On constate depuis l’utilisation de l’agent CRAMOISI dans la République du même nom, puis avec la destruction d’Estham par agents neurotoxiques, que l’intérêt pour les armes bactériochimiques augmente à travers le monde. Certains annoncent d’ailleurs se lancer dans la course à leur développement, faisant fi d’avoir cent ans de retard sur les Laboratoires Dalyoha. L’attrait des armes chimiques tient dans la facilité qu’il y a à les concevoir. Bien sûr n’importe qui ne peut pas développer un virus ou une bactérie OGM répondant précisément à ses besoins militaires, pour cela il faudra plusieurs décennies de travail, mais en ce qui concerne des souches, virus et bactéries déjà connus, les diffuser au sein d’une population ou d’une armée ne pose pas de problème technique majeur. Les seules réelles contraintes sont bien sûr de disposer d’un appareil productif suffisamment développé pour produire ces agents ou cultiver ces maladies en quantité suffisante, le reste est à la portée de n’importe qui qui y consacrera un minimum d’efforts. Par conséquent, l’utilisation des armes bactériochimiques et neurotoxiques a vocation à se démocratiser, y compris dans des sphères extérieures à la communauté scientifique. Carnavale en a conscience, nous avons ouvert une boîte de Pandore qu’il sera difficile de refermer à présent. Tout ce que nous pouvons faire, c’est de travailler assez dur et de réfléchir assez fort pour rester les meilleurs dans ce domaine d’avenir. J’ai toute confiance en nous et en vous pour cela, vous êtes l’élite médicale de ce pays mais aussi sans aucun doute l’élite médicale du monde. Pas de fausse modestie, soyez en fiers car la tâche qui nous attend ne peut être confiée à des individus incertains.
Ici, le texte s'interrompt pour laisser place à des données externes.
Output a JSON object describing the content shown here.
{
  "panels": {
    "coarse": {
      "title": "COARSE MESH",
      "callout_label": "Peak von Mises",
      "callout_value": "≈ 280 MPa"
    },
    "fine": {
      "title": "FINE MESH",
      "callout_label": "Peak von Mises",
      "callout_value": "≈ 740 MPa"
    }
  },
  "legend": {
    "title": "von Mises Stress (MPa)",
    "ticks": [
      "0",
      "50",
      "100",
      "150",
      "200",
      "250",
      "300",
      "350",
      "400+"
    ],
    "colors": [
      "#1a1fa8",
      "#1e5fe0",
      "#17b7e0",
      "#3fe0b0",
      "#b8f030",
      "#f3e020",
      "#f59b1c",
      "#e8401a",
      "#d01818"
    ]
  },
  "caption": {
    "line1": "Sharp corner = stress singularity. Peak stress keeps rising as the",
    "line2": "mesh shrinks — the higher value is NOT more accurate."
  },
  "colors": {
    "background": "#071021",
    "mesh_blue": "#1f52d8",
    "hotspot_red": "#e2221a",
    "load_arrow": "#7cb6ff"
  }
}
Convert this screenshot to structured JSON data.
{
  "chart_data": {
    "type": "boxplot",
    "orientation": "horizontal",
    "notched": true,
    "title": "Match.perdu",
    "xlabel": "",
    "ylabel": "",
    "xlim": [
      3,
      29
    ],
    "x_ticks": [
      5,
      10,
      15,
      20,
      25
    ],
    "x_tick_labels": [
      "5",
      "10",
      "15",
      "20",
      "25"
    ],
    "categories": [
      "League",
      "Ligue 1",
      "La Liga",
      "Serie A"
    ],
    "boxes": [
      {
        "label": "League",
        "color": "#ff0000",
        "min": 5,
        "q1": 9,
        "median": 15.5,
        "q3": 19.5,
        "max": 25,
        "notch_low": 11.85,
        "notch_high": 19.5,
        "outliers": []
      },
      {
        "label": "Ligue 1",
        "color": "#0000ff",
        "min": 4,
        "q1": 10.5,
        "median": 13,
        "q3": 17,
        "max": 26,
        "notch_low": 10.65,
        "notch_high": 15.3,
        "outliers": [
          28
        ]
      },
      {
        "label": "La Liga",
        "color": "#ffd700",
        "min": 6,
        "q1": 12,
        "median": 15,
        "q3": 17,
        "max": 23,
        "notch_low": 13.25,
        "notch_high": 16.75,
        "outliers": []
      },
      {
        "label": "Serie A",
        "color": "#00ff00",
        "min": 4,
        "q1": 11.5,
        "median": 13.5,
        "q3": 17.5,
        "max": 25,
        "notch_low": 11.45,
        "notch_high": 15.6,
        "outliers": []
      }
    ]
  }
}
Les Laboratoires Dalyoha doivent être envisagés comme l’épée à double tranchant de la Principauté dans le domaine des armes bactériologiques. Ils ont été, dans leur histoire et dans leur esprit – précédant la date de leur création – à la fois médecins, à la pointe des soins et de la prévention contre les menaces pour la population carnavalaise, mais aussi inventeurs, concepteurs et découvreurs des maladie. Nous protégeons d’une main, frappons de l’autre. Telle, par définition, notre ambiguïté. L’histoire des Laboratoires est profondément liée à celle de la Principauté. Il n’est pas déraisonnable d’imputer à notre action de l’ombre le caractère radical et avant-gardiste d’un hygiénisme social devenu phénomène culturel à Carnavale. Notre mission, chers internes, est de ne pas relâcher nos efforts pour précéder toujours le monde de trois pas en avant. Les menaces qui pèsent sur l’humanité sont nombreuses et les défis qui nous attendent corsés. La démocratisation de l’usage des armes Bactério-chimiques nous expose, à notre tour, à un usage militaire sur notre propre sol. Conscient qu’une situation qui était autrefois considéré comme improbable, voire impensable, représente désormais une menace très réelle. Grand Hôpital a dès les années 1950 mis en place plusieurs cellules de recherche dédiées à la prévention des risques et produit, à partir des années 60, une classification des divers agents pathogènes connus en fonction de leur utilisation potentielle dans un cadre militaire ou terroriste. Nous reprendrons cette classification aujourd’hui pour exposer, à partir d’un exemple très concret, les risques et opportunités que représente l’utilisation d’armes bactériologiques en contexte de guerre.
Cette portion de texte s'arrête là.